David Alonso, moto 2

David Alonso, entre el dolor y la valentía: un quinto puesto en Le Mans con sabor a victoria.

El piloto colombiano David Alonso, desafió una lesión en el hombro, superó una clasificación brillante y terminó firmando una actuación de enorme carácter en un Gran Premio pasado por agua.

David Alonso dejó en Le Mans una de esas actuaciones que explican por qué algunos pilotos crecen más en la adversidad que en la comodidad. En un fin de semana marcado por las molestias físicas, la incertidumbre y las condiciones cambiantes de la pista, el colombiano de Moto2 respondió con temple, velocidad y una madurez impropia de un piloto todavía en plena construcción dentro de la categoría.

Llegó a Francia con el hombro derecho castigado y con serias dudas sobre su estado real para competir. Los primeros entrenamientos reflejaron ese contexto: tiempos discretos, gestos de incomodidad y un trabajo más centrado en resistir que en buscar límites. Pero cuando llegó el momento decisivo, Alonso cambió por completo el relato.

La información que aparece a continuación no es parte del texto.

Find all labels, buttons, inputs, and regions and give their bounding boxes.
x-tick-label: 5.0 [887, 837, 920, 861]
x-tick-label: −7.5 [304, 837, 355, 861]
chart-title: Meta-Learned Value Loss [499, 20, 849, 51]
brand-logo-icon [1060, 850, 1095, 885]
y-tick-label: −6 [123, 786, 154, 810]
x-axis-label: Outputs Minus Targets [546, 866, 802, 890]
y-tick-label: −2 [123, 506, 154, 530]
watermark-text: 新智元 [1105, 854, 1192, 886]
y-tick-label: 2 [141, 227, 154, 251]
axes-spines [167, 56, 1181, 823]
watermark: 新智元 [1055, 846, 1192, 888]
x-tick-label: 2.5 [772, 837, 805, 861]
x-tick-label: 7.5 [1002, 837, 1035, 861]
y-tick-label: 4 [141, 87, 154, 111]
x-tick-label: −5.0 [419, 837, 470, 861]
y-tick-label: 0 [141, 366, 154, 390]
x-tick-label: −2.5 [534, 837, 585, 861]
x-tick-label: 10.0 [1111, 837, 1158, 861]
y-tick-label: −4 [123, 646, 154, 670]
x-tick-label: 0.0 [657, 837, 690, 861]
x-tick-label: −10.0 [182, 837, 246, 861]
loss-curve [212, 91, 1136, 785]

La clasificación fue su gran punto de inflexión. En una Q1 muy apretada, logró una vuelta de enorme valor que le permitió avanzar y confirmar que, incluso limitado físicamente, seguía teniendo una velocidad competitiva a la altura de los mejores. Fue una demostración de carácter que ya anticipaba un domingo distinto.

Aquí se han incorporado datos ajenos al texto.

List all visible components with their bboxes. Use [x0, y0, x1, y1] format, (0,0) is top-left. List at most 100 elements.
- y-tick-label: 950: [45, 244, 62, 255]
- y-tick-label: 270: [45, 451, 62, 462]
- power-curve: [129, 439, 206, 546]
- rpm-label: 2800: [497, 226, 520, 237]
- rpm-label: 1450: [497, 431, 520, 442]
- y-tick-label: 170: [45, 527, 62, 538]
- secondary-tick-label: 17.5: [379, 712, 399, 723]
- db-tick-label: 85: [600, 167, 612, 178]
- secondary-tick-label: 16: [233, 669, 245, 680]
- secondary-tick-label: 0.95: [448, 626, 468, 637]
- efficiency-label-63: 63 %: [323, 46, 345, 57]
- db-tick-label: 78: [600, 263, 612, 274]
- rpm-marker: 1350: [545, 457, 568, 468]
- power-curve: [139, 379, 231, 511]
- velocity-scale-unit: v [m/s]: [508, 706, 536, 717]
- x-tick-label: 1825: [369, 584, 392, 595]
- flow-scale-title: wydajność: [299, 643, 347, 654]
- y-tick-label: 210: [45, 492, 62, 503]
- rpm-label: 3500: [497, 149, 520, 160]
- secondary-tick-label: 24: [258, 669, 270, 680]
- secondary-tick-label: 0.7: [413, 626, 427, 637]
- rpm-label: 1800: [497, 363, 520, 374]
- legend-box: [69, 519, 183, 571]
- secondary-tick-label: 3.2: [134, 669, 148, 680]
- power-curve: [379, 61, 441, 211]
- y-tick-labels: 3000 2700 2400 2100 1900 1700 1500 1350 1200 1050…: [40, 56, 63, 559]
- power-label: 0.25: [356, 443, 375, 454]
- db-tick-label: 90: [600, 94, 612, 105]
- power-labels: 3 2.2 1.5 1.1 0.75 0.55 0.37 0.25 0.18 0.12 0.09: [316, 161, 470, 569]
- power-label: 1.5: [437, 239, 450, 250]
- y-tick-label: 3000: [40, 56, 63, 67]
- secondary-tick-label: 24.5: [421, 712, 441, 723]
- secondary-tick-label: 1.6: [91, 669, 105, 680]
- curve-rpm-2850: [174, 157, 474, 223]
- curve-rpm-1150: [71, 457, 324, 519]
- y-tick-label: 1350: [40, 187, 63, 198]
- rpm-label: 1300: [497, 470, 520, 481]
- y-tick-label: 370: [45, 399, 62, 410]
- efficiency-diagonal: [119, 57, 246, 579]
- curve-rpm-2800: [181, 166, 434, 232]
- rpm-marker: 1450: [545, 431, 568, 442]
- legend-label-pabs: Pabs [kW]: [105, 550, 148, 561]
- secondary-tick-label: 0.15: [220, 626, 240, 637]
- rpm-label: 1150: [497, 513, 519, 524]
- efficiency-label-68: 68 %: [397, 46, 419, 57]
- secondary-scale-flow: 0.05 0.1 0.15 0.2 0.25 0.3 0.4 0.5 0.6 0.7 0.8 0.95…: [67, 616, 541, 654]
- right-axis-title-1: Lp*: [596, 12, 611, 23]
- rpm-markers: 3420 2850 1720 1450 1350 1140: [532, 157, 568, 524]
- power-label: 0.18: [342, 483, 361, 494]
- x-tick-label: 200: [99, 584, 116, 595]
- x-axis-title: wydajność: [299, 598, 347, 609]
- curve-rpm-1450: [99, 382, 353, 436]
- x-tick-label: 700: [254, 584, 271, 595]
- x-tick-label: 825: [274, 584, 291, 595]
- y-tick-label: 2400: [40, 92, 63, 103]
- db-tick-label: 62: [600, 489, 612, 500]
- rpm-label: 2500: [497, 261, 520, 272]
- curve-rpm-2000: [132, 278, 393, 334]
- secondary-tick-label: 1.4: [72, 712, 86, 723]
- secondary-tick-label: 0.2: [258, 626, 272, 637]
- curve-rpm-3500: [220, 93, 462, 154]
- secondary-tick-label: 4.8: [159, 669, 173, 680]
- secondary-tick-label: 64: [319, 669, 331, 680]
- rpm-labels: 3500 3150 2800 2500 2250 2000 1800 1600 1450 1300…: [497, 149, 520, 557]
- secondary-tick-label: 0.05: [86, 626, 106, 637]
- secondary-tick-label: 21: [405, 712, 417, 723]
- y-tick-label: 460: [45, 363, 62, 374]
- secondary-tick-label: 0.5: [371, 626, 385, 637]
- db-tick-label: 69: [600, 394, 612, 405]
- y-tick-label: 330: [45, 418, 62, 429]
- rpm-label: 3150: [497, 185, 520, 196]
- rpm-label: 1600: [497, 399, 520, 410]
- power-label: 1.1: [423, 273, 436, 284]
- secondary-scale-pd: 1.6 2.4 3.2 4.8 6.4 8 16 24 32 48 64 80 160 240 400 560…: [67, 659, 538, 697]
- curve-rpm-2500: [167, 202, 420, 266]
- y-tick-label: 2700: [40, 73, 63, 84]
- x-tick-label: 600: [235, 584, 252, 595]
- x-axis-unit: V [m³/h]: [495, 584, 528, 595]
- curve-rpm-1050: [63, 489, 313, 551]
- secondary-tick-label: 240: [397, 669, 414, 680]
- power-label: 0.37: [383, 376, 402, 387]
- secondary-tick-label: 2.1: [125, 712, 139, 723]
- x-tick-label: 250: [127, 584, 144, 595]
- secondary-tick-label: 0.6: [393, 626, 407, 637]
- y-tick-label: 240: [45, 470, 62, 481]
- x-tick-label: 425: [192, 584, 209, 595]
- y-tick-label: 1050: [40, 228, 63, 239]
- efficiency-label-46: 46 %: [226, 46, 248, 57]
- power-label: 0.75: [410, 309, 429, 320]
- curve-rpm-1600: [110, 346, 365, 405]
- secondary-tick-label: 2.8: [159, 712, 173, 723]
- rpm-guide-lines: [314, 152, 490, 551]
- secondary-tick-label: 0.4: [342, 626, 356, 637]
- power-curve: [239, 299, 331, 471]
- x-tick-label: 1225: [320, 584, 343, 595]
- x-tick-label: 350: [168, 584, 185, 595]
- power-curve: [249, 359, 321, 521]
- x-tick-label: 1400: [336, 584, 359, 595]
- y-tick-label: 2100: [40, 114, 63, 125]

La carrera terminó de dar forma a esa historia. La lluvia obligó a recortar la prueba y modificó por completo el guion inicial. Alonso perdió posiciones en la salida, pero reaccionó con inteligencia, se mantuvo firme en el grupo delantero y aprovechó cada oportunidad para escalar. La bandera roja terminó de compactar el desarrollo, pero no empañó lo esencial: su capacidad para sostener un ritmo sólido y cerrar el domingo en una meritoria quinta posición.

Más que un resultado, Le Mans le dejó a David Alonso una confirmación. La de que también sabe competir cuando todo se complica, cuando el cuerpo no responde al cien por cien y cuando la carrera exige más cabeza que impulso. Y eso, en el mundo de la competición, vale casi tanto como un podio.

En Le Mans, Alonso no solo corrió: resistió, gestionó y compitió con la serenidad de los pilotos grandes.